Vacances, le filon juteux des sociétés de crédit à  la consommation

Le majorité d’entre elles proposent aujourd’hui un crédit vacances.
Paiement différé, système de remboursement souple, tombola, bons de voyages, la grosse artillerie est déployée pour attirer les clients.

Avec un mode de vie de plus en plus stressant, se payer quelques moments de détente pour se ressourcer devient impératif. Tout le monde n’a pas les moyens de s’évader de son environnement naturel mais beaucoup n’hésitent plus à profiter des opportunités offertes par les sociétés de crédit à la consommation qui, depuis quelques années, font le forcing pendant la période estivale pour augmenter leur production.

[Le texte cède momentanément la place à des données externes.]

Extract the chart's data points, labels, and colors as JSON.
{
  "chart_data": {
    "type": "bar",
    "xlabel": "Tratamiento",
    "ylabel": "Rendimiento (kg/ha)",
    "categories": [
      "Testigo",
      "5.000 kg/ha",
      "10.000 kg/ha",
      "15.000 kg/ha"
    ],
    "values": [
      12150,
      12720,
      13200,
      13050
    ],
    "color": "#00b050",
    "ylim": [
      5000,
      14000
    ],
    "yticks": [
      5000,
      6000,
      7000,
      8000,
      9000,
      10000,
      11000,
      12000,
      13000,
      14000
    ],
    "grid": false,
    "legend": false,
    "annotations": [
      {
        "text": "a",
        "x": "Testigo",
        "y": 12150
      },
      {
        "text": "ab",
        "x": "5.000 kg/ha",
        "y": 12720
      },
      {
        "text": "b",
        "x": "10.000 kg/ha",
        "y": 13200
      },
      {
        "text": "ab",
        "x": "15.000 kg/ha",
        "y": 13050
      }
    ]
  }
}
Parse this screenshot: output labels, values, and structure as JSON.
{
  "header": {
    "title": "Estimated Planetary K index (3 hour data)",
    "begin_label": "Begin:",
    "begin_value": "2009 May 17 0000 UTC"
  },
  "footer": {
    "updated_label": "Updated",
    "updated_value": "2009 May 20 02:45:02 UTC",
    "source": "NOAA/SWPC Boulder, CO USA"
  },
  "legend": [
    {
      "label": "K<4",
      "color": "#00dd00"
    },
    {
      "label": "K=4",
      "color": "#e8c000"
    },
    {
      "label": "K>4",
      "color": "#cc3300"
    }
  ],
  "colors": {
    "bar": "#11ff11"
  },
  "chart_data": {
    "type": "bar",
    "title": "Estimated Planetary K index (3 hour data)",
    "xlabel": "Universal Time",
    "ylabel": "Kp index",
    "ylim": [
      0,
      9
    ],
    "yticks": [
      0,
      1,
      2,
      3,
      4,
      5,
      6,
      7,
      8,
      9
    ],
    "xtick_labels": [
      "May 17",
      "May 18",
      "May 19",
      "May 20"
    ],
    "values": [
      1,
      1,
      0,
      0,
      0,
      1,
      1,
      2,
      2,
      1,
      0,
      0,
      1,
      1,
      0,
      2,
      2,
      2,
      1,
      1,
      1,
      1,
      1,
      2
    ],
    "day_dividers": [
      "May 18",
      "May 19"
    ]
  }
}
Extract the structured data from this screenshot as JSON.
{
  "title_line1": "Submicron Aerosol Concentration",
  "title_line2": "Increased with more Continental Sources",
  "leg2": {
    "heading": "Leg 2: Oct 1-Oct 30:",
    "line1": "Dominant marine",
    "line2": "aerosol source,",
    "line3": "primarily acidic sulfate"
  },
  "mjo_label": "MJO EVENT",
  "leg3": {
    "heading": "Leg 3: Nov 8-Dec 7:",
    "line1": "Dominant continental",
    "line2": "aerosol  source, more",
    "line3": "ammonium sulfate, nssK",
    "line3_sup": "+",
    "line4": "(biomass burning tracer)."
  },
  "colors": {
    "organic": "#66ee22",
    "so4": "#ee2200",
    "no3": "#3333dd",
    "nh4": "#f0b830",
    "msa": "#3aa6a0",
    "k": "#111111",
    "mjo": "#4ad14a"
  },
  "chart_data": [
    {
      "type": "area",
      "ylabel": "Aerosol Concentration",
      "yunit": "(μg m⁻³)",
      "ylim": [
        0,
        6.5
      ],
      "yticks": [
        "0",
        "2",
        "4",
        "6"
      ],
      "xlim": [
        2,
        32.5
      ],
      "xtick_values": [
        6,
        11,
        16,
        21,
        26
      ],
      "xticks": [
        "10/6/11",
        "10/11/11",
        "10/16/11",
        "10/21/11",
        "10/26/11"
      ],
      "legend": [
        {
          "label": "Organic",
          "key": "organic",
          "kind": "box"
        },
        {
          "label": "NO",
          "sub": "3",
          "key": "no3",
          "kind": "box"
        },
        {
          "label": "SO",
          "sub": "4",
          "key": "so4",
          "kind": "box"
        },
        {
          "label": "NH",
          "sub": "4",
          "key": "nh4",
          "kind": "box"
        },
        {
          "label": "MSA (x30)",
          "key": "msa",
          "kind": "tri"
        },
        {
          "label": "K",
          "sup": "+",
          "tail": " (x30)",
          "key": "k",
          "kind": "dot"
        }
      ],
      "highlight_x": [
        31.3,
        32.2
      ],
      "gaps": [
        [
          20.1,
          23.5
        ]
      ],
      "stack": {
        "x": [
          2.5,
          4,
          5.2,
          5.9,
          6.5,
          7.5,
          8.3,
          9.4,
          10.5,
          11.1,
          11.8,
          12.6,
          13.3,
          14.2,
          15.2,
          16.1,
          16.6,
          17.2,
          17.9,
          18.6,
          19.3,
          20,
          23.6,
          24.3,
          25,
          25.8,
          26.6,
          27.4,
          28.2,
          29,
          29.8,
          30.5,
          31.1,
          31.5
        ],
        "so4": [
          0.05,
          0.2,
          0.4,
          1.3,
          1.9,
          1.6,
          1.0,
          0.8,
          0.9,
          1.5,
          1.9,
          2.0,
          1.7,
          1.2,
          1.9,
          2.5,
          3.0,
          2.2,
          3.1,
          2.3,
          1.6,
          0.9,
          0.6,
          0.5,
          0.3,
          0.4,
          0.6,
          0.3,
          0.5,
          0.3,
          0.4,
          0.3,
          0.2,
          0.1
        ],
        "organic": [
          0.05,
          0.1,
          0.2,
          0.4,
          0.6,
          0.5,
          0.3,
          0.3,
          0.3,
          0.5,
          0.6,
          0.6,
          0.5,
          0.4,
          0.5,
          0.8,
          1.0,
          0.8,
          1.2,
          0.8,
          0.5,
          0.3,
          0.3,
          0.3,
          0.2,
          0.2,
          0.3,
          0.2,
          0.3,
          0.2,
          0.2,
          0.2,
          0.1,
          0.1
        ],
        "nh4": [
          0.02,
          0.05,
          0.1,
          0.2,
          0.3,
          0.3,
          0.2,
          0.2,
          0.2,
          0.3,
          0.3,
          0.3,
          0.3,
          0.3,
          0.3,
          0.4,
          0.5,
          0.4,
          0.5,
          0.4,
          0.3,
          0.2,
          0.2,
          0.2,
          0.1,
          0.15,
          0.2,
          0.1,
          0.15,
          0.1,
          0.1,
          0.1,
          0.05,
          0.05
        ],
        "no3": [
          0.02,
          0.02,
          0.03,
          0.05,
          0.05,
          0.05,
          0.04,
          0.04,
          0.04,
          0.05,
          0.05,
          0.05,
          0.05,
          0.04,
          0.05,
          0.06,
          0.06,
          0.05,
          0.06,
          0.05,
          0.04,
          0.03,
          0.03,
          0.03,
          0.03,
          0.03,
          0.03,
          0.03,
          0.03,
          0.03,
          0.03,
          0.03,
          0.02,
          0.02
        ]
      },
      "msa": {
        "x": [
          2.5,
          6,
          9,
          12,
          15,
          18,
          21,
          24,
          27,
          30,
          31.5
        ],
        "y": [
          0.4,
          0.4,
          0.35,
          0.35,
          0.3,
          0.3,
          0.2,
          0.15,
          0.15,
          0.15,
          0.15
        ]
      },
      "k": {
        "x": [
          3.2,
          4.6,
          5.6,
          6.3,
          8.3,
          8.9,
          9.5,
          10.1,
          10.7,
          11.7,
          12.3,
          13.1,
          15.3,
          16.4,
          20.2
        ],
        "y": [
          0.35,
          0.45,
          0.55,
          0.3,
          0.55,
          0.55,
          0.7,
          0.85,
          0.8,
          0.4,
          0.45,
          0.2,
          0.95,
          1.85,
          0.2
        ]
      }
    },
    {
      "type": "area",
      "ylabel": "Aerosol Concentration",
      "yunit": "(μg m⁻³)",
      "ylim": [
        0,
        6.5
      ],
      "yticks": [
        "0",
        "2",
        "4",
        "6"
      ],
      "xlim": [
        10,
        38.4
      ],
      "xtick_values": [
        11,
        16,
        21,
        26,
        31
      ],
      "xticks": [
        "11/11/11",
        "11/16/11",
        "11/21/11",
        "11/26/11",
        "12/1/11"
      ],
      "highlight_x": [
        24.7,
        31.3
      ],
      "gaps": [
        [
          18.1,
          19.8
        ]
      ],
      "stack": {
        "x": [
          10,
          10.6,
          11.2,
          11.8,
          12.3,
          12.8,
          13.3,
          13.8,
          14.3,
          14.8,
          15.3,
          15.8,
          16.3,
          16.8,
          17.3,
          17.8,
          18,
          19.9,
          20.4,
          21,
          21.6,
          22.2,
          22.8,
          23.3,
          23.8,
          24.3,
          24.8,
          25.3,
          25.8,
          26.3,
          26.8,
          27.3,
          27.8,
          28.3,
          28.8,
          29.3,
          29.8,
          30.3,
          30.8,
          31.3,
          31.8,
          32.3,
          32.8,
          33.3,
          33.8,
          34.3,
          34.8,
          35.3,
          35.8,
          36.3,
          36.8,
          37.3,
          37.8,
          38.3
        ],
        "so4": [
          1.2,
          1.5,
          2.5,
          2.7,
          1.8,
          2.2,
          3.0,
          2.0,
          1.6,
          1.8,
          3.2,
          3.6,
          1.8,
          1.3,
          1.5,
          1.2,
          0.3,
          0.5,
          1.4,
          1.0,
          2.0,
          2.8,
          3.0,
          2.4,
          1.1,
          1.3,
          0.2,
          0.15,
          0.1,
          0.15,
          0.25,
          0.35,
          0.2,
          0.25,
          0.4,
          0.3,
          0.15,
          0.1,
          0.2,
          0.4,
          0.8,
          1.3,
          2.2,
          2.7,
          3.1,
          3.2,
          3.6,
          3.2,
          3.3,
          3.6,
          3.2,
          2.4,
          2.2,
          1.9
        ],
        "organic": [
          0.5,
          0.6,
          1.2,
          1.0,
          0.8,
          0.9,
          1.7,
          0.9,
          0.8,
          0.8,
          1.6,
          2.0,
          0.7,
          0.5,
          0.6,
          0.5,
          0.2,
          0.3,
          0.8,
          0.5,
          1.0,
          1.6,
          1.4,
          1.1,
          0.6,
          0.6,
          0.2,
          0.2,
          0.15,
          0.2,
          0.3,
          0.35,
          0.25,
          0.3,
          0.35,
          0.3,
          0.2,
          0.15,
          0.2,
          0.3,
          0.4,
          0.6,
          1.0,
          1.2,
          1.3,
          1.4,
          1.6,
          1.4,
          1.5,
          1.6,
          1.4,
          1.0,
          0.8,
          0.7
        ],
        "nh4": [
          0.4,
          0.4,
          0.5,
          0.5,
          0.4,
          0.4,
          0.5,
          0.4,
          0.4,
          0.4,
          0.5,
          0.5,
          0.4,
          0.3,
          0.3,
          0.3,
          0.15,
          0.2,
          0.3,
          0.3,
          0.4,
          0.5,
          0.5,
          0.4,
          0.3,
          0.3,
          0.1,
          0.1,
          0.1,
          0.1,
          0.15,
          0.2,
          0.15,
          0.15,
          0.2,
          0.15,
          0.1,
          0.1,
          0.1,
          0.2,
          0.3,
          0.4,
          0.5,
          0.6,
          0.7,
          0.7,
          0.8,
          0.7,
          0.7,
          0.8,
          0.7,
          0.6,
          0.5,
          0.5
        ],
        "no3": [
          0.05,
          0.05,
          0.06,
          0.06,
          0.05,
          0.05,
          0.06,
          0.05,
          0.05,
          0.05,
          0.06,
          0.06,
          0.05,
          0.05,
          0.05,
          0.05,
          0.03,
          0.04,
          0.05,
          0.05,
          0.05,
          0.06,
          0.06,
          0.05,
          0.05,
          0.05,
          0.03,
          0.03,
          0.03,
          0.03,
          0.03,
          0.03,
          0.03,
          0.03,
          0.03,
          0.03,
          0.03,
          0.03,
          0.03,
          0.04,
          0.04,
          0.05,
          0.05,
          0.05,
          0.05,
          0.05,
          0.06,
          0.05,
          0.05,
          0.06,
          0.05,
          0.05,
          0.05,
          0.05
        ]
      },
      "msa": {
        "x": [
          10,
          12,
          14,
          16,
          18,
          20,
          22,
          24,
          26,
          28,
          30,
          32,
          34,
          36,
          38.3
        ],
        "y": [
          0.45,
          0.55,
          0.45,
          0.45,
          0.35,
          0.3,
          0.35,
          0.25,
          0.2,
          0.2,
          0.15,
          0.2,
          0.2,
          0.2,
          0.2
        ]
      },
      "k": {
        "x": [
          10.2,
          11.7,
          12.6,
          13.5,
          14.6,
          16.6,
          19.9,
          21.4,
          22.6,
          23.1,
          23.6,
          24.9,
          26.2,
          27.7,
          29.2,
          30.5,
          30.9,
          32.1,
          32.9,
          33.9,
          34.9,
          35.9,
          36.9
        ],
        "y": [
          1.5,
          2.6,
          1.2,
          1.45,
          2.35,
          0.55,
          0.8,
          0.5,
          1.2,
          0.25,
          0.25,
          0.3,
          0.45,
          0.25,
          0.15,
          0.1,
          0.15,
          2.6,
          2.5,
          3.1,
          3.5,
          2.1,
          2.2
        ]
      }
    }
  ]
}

Jamais elles n’ont été aussi agressives en matière de communication que cet été. Système de remboursement souple, tombolas, bons de voyages, elles ont sorti la grosse artillerie pour aguicher la clientèle.
Chez Eqdom, on estime que la période estivale est devenue, avec la rentrée scolaire et l’Aïd Al Adha, l’un des rendez-vous incontournable du crédit à la consommation. «Depuis trois ans, le créneau du crédit vacances se confirme», précise un cadre de cette entreprise. Mais, à l’instar de la concurrence, il reste discret sur l’impact de ce produit sur l’activité. On se contentera de nous faire remarquer que les clients sont davantage intéressés par les prêts personnels directs. «Malgré de nombreuses offres montées conjointement entre les agences de voyages et les sociétés de financement, nous ne notons pas d’engouement pour ce type de promotion», confirme Mohamed Sbihi, directeur du département commercial et marketing de Salafin.
L’on comprendra que les prêts personnels sont préférés car ils permettent probablement de financer les vacances, mais également de faire face à d’autres dépenses. Par exemple, M. Sbihi considère que «la période estivale est marquée par l’augmentation de la demande de voitures ou encore de biens d’équipement comme les téléviseurs ou les climatiseurs».
Dans le même ordre d’idées, Acred a lancé une promotion en couplant le besoin de financement des vacances et de la rentrée scolaire. La promotion consiste en une offre comportant un différé de trois mois pour le paiement de la première échéance du remboursement. «Nous avons essayé de nous différencier par rapport à la concurrence en proposant à notre clientèle le démarrage des remboursements seulement après la période critique de la rentrée scolaire», explique Jacques Laguarrique, PDG de la société spécialisée dans les prêts «conventionnés» avec les sociétés.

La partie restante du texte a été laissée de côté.